Consider, instead, the kind of ending that undercuts expectations, leads you up to the edge and pushes you over the cliff, and leaves you mulling over what you've just finished reading. Imagine, if you can, actually thinking about a story over and over, long after you cease scanning the words it was delivered in. And, if you dare, think about learning something not just from a story -- we're not speaking of lecturing, hectoring, or vectoring here -- but from your own insights and thought processes, as prompted by the story.
Synergy rules.
A happy ending rounds things off and gives you nothing to make your eyes snap open later that night, as you realize something breathtaking. A happy ending kills any chance of echoes, ramifications, and consequences. Reading happy endings is safer than playpens, cushier than cribs. They coddle the reader, weakening reading skills and eliminating any need for thinking skills.
As a writer of dark stories that disturb, unsettle, and poke, I know I must often thwart expectations, and I know this is interpreted often as disappointing the reader. Instead of a stroke, my caress became a slap. Instead of a reassurance, my words sowed seeds of doubt and worry.
Sometimes, readers, like virgins, don't get it.
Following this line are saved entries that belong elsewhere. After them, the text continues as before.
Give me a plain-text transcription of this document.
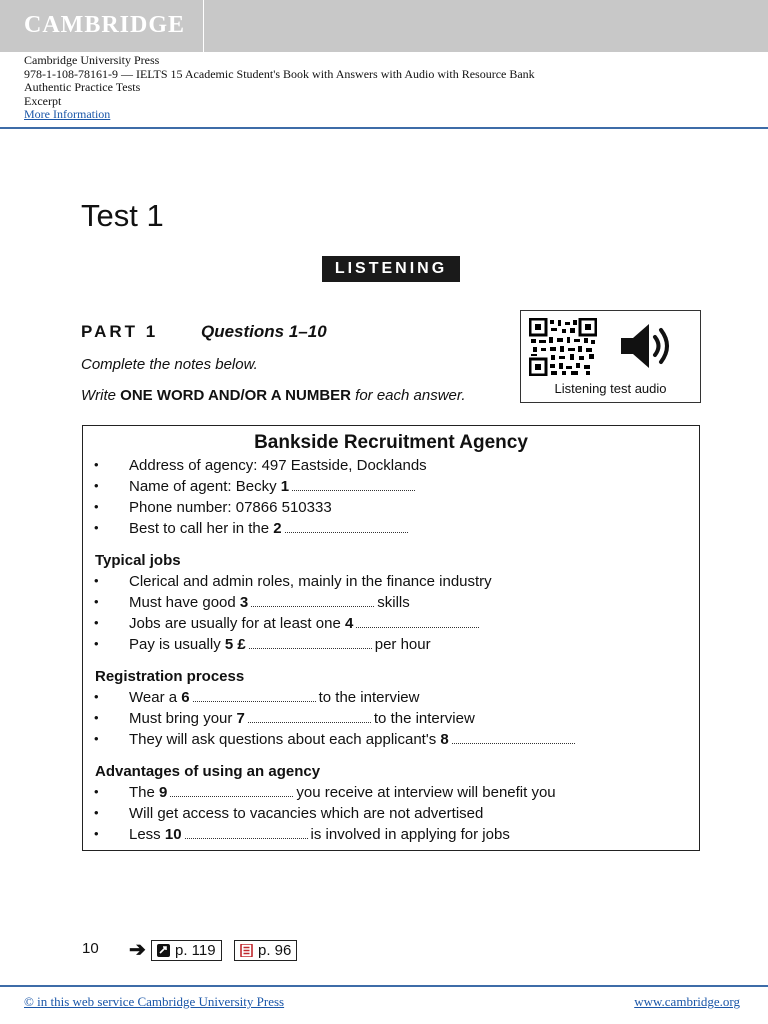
CAMBRIDGE
Cambridge University Press
978-1-108-78161-9 — IELTS 15 Academic Student's Book with Answers with Audio with Resource Bank
Authentic Practice Tests
Excerpt
More Information
Test 1
LISTENING
PART 1	Questions 1–10
Complete the notes below.
Write ONE WORD AND/OR A NUMBER for each answer.	Listening test audio
Bankside Recruitment Agency
• Address of agency: 497 Eastside, Docklands
• Name of agent: Becky 1
• Phone number: 07866 510333
• Best to call her in the 2
Typical jobs
• Clerical and admin roles, mainly in the finance industry
• Must have good 3	skills
• Jobs are usually for at least one 4
• Pay is usually 5 £	per hour
Registration process
• Wear a 6	to the interview
• Must bring your 7	to the interview
• They will ask questions about each applicant's 8
Advantages of using an agency
• The 9	you receive at interview will benefit you
• Will get access to vacancies which are not advertised
• Less 10	is involved in applying for jobs
10 ➔	p. 119	p. 96
© in this web service Cambridge University Press	www.cambridge.org
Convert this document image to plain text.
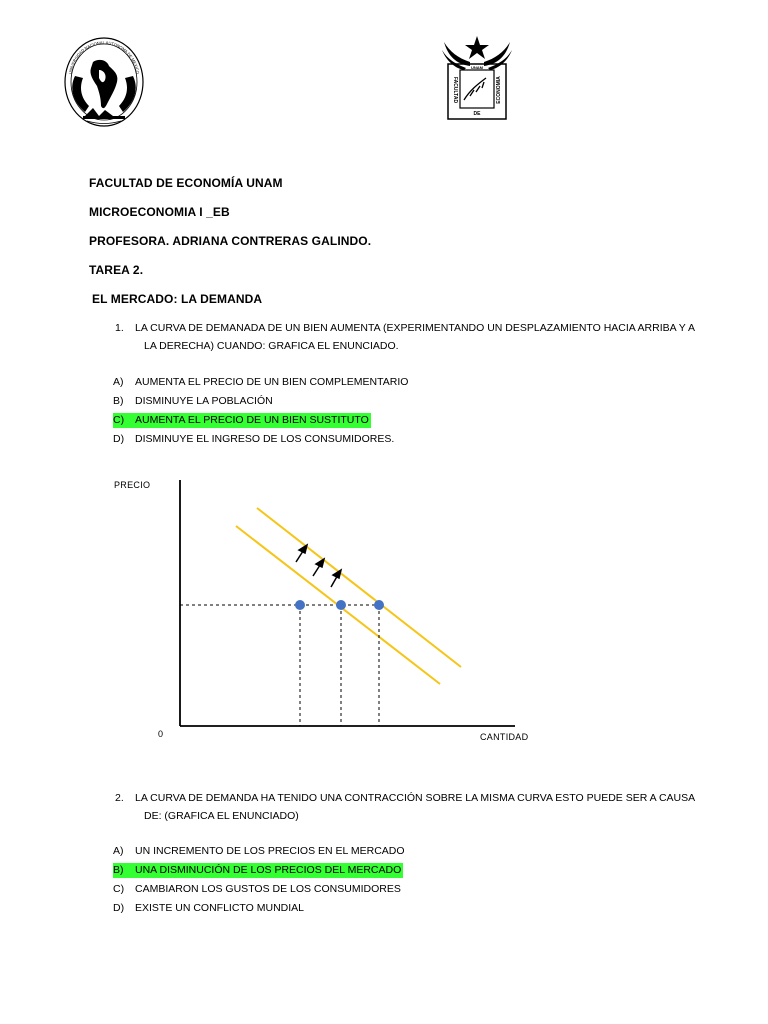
UNIVERSIDAD NACIONAL AUTONOMA DE MEXICO
UNAM
FACULTAD	ECONOMIA
DE
FACULTAD DE ECONOMÍA UNAM
MICROECONOMIA I _EB
PROFESORA. ADRIANA CONTRERAS GALINDO.
TAREA 2.
EL MERCADO: LA DEMANDA
1.	LA CURVA DE DEMANADA DE UN BIEN AUMENTA (EXPERIMENTANDO UN DESPLAZAMIENTO HACIA ARRIBA Y A LA DERECHA) CUANDO: GRAFICA EL ENUNCIADO.
A) AUMENTA EL PRECIO DE UN BIEN COMPLEMENTARIO
B) DISMINUYE LA POBLACIÓN
C) AUMENTA EL PRECIO DE UN BIEN SUSTITUTO
D) DISMINUYE EL INGRESO DE LOS CONSUMIDORES.
PRECIO
CANTIDAD
0
2.	LA CURVA DE DEMANDA HA TENIDO UNA CONTRACCIÓN SOBRE LA MISMA CURVA ESTO PUEDE SER A CAUSA DE: (GRAFICA EL ENUNCIADO)
A) UN INCREMENTO DE LOS PRECIOS EN EL MERCADO
B) UNA DISMINUCIÓN DE LOS PRECIOS DEL MERCADO
C) CAMBIARON LOS GUSTOS DE LOS CONSUMIDORES
D) EXISTE UN CONFLICTO MUNDIAL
They miss the point completely and mistake my stories for spavined, crippled half-tales. Where's the third act? Is that it? What's that mean?
Their questions reveal a refusal, or inability, to think past The End.
And that's because they've grown up with happy endings. They've grown up to believe a story will always come out okay in the end. That fiction is a comfort.
Nothing could be further from the truth, but that raises another issue about happy endings: They don't like the truth much. They prefer easy lies. They prefer delusions, propaganda, and nonsense to anything like real, pointed truths.
So next time you're confronted with a happy ending, ask yourself why you're not angry about being treated with such contempt? Are you a child who needs protected from anything harsh or upsetting?
And if it's one of my endings, and you think it's happy, ask yourself what irony you're missing. Ask yourself if maybe this is too good to be true and, if so, does that itself hint at an opposite or inverted ending, unstated so you can think of it yourself?
If you can, of course. If you're not dying of happy endings.